Avant d’accéder à la première salle, déjà, l’artiste marque l’espace de sa ponctuation. Le grand « crochet » jaune, parfaitement positionné sur la cimaise, au côté du texte de présentation de l’exposition, s’avère être, en fait, une virgule…

 

« Les questions non résolues persistent dans les marges, c’est pourquoi le décentrement restera le lieu des tâches sculpturales. » prévient Nairy Baghramian. Elle l’annonce et s’y attèle, sans aucun maniérisme. Cela se traduit tant par l’occupation de l’espace et l’emplacement des œuvres au sein de chaque salle que par le rôle de certaines pièces qui articulent, assistent et nous invitent à découvrir, de salle en salle, de nouveaux espaces redessinés.

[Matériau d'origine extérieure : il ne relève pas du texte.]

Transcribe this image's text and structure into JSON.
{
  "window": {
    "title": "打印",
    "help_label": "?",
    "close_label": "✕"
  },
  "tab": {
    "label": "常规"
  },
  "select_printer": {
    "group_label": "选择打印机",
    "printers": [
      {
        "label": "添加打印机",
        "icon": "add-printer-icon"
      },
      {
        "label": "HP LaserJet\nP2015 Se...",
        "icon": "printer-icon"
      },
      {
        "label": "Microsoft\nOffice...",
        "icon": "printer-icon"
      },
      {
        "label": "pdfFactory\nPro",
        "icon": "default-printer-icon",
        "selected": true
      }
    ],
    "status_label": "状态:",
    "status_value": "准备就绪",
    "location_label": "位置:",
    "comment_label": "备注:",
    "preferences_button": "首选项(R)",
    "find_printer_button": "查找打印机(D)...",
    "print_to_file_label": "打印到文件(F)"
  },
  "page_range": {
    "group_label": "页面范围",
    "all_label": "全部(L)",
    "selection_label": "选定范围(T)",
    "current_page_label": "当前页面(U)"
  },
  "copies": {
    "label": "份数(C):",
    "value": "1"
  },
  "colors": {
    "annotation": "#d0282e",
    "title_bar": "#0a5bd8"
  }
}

La traversée de l’exposition s’avère relever d’une véritable expérience corporelle qui se fluidifie tout au long du parcours, la complexité de l’œuvre s’éclairant et la rencontre s’opérant.

 

 

 

 

Dans son exemplaire personnel du Coq et l’Arlequin de Jean Cocteau, Carlo Scarpa* met en évidence l’aphorisme suivant : « L’émotion résultant d’une œuvre d’art n’a de valeur que si elle n’est pas obtenue par un chantage sentimental. », note Nairy Baghramian dans « Inversions », catalogue à paraître.

Ainsi si l’organique primaire n’est pas représenté, son idée, fortement sous-tendue, plane et ambiance les espaces. Les matériaux employés, référents des champs du design et de l’architecture, participent à la juste distance entre l’émotion et l’indicible sentiment de présence. A titre d’exemple, l’aluminium – usité aussi par Tarik Kiswanson, montré il y a peu dans ce même musée – avec sa capacité à porter reflets, métal usiné et néanmoins façonné, appelle au toucher, à la rencontre voire la complicité soit une véritable adresse à l’art et son histoire mais aussi à l’autre, nous, visiteurs.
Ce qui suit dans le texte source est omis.